Сижу в парикмахерской. Молодая девица с мёртвым лицом щёлкает ножницами. Я ей враг потому, что серое утро, клиент седой, что она ещё не проснулась и потому, что ненавидит свою работу. Я её понимаю, и мне её жаль.
— Девушка, — говорю я, — цирюльник по определению должен быть весёлым. Улыбка и добрые шутки помогают ему привлекать клиентов, а, значит, больше зарабатывать. Кроме того, он обязан выполнять не только требования, но и капризы клиента — в этом специфика его работы.
В ответ — тупое молчание. В парикмахерской вечно звучит электронная музыка, которая отвлекает мастеров от ненавистных клиентов. У девушек давно клиповое сознание, и я не уверен, что она вообще поняла, о чём я говорю.

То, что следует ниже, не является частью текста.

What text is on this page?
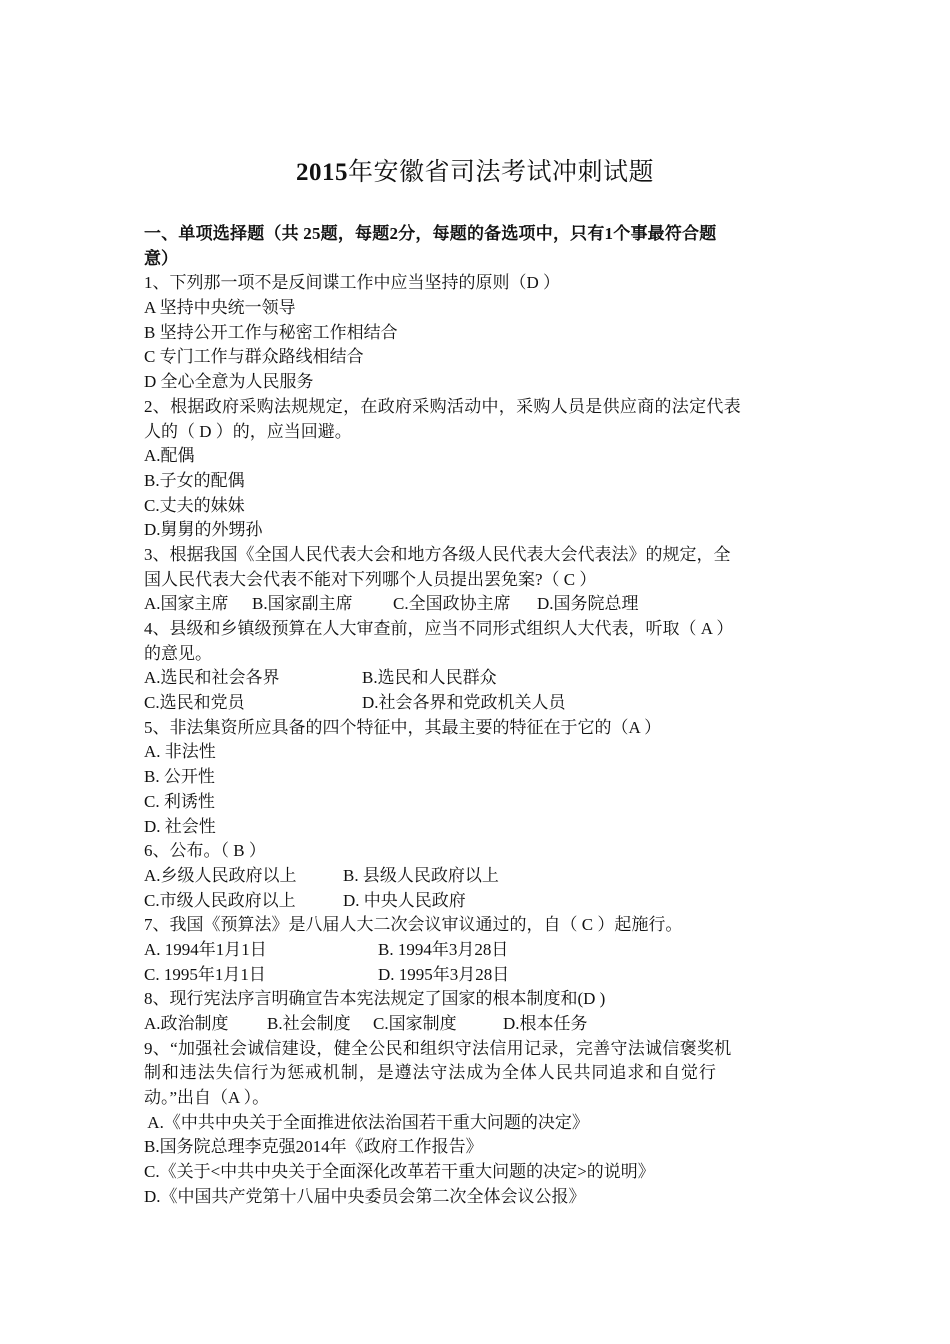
2015年安徽省司法考试冲刺试题
一、单项选择题（共 25题，每题2分，每题的备选项中，只有1个事最符合题
意）
1、下列那一项不是反间谍工作中应当坚持的原则（D ）
A 坚持中央统一领导
B 坚持公开工作与秘密工作相结合
C 专门工作与群众路线相结合
D 全心全意为人民服务
2、根据政府采购法规规定，在政府采购活动中，采购人员是供应商的法定代表
人的（ D ）的，应当回避。
A.配偶
B.子女的配偶
C.丈夫的妹妹
D.舅舅的外甥孙
3、根据我国《全国人民代表大会和地方各级人民代表大会代表法》的规定，全
国人民代表大会代表不能对下列哪个人员提出罢免案?（ C ）
A.国家主席	B.国家副主席	C.全国政协主席	D.国务院总理
4、县级和乡镇级预算在人大审查前，应当不同形式组织人大代表，听取（ A ）
的意见。
A.选民和社会各界	B.选民和人民群众
C.选民和党员	D.社会各界和党政机关人员
5、非法集资所应具备的四个特征中，其最主要的特征在于它的（A ）
A. 非法性
B. 公开性
C. 利诱性
D. 社会性
6、公布。（ B ）
A.乡级人民政府以上	B. 县级人民政府以上
C.市级人民政府以上	D. 中央人民政府
7、我国《预算法》是八届人大二次会议审议通过的，自（ C ）起施行。
A. 1994年1月1日	B. 1994年3月28日
C. 1995年1月1日	D. 1995年3月28日
8、现行宪法序言明确宣告本宪法规定了国家的根本制度和(D )
A.政治制度	B.社会制度	C.国家制度	D.根本任务
9、“加强社会诚信建设，健全公民和组织守法信用记录，完善守法诚信褒奖机
制和违法失信行为惩戒机制，是遵法守法成为全体人民共同追求和自觉行
动。”出自（A ）。
A.《中共中央关于全面推进依法治国若干重大问题的决定》
B.国务院总理李克强2014年《政府工作报告》
C.《关于<中共中央关于全面深化改革若干重大问题的决定>的说明》
D.《中国共产党第十八届中央委员会第二次全体会议公报》
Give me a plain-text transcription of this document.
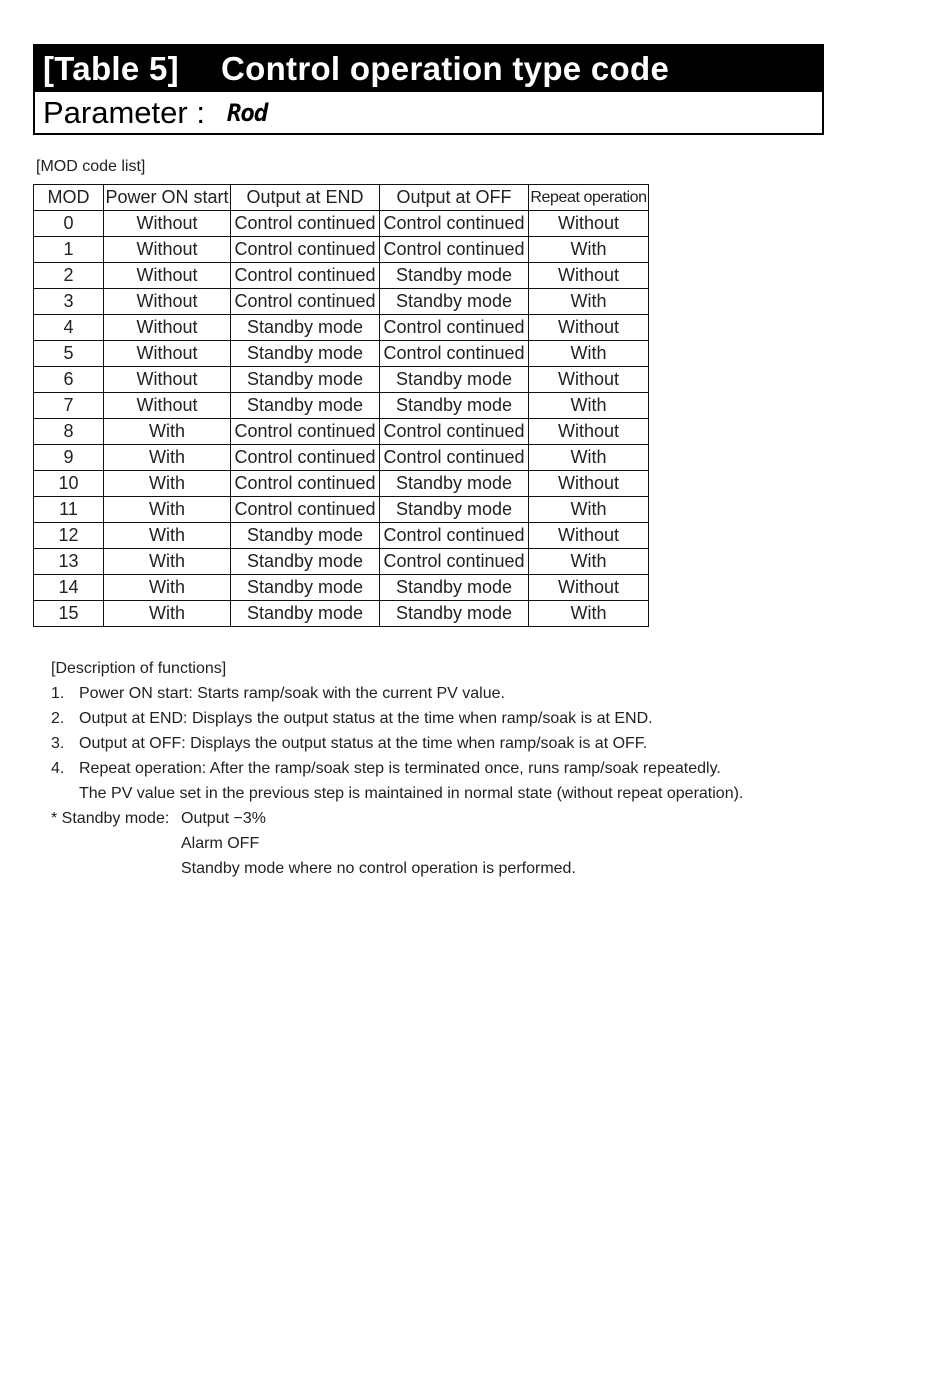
[Table 5]	Control operation type code
Parameter : Rod
[MOD code list]
MOD	Power ON start	Output at END	Output at OFF	Repeat operation
0	Without	Control continued	Control continued	Without
1	Without	Control continued	Control continued	With
2	Without	Control continued	Standby mode	Without
3	Without	Control continued	Standby mode	With
4	Without	Standby mode	Control continued	Without
5	Without	Standby mode	Control continued	With
6	Without	Standby mode	Standby mode	Without
7	Without	Standby mode	Standby mode	With
8	With	Control continued	Control continued	Without
9	With	Control continued	Control continued	With
10	With	Control continued	Standby mode	Without
11	With	Control continued	Standby mode	With
12	With	Standby mode	Control continued	Without
13	With	Standby mode	Control continued	With
14	With	Standby mode	Standby mode	Without
15	With	Standby mode	Standby mode	With
[Description of functions]
1. Power ON start: Starts ramp/soak with the current PV value.
2. Output at END: Displays the output status at the time when ramp/soak is at END.
3. Output at OFF: Displays the output status at the time when ramp/soak is at OFF.
4. Repeat operation: After the ramp/soak step is terminated once, runs ramp/soak repeatedly.
The PV value set in the previous step is maintained in normal state (without repeat operation).
* Standby mode: Output −3%
Alarm OFF
Standby mode where no control operation is performed.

Всё это — тоже своеобразная культура. Современная, не имеющая отношения к Петербургу. В ней растут дети этих мёртвых родителей.
30 июля 2005 г.
О творчестве
«Творчество само по себе преступно», — говорил мой друг Степан. Но кто поймёт эту истину? Лишь тот, кто ощущает себя творцом, для кого искусство — среда обитания.

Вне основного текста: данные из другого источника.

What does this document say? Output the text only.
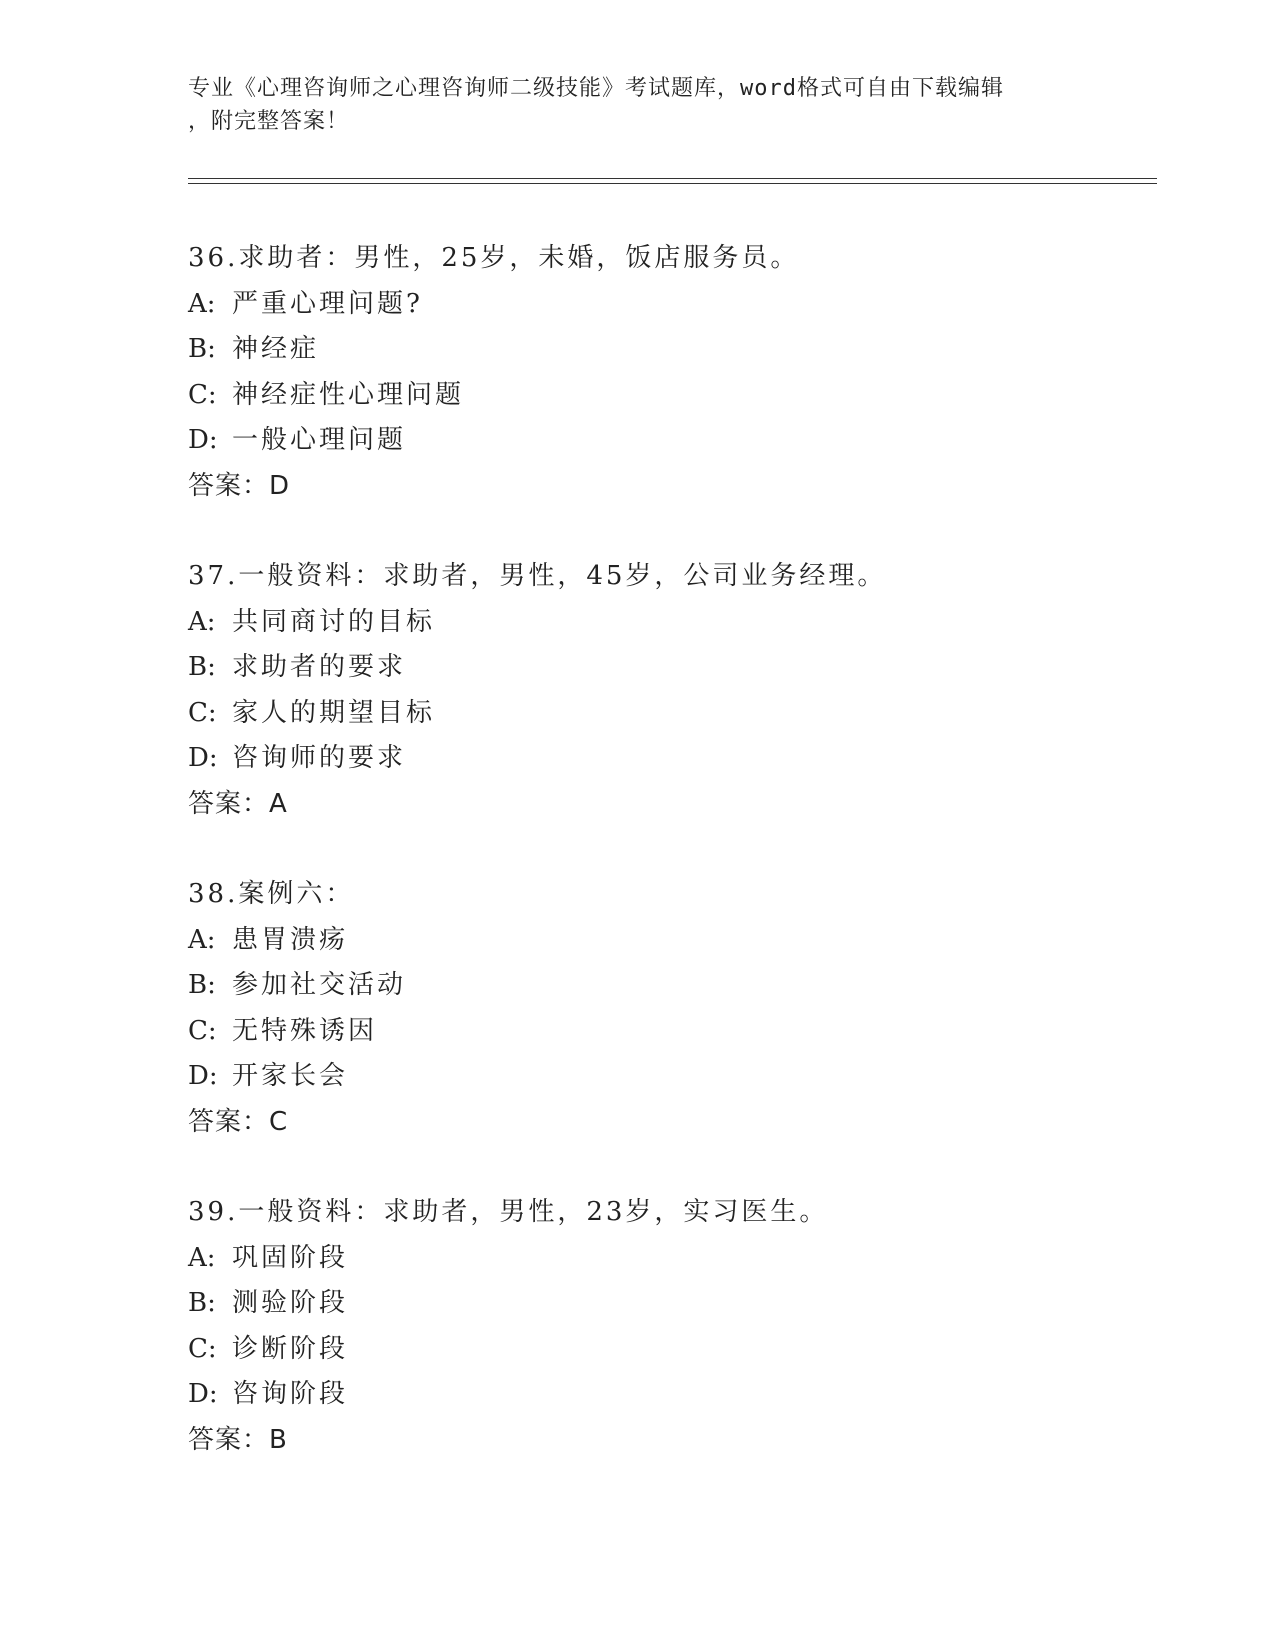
专业《心理咨询师之心理咨询师二级技能》考试题库，word格式可自由下载编辑
，附完整答案！
36.求助者：男性，25岁，未婚，饭店服务员。
A: 严重心理问题?
B: 神经症
C: 神经症性心理问题
D: 一般心理问题
答案：D
37.一般资料：求助者，男性，45岁，公司业务经理。
A: 共同商讨的目标
B: 求助者的要求
C: 家人的期望目标
D: 咨询师的要求
答案：A
38.案例六：
A: 患胃溃疡
B: 参加社交活动
C: 无特殊诱因
D: 开家长会
答案：C
39.一般资料：求助者，男性，23岁，实习医生。
A: 巩固阶段
B: 测验阶段
C: 诊断阶段
D: 咨询阶段
答案：B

В этой среде всё не так, как за её пределами. Тут законы общественной морали не действуют. Всё, что в среде «нормальных» людей «нельзя», «неприлично», «некрасиво» — здесь необходимо. Если бы было иначе, искусство погибло бы. В высоком искусстве всегда борются эстетика и этика.
Вот что сказал об этом известный музыкант Артур Лурье: «Всякий подлинный артист бессознательно как бы упраздняет этическое своей творческой волей. Самый факт творчества упраздняет этику, если же он подчинён ей, тем самым он убивает творческую возможность в отношении к жизни и искусству.
Вечно неразрешимое противоречие реальной действительности и творческой мечты освобождает от этического рабства. Перед нами парадокс: всё „грешное“ становится положительным в подлинно этическом, то есть творческом опыте. Чем сильнее творчество, тем оно греховнее. Явление новой красоты происходит всегда в новом аспекте, неизменно вызывающем скандал».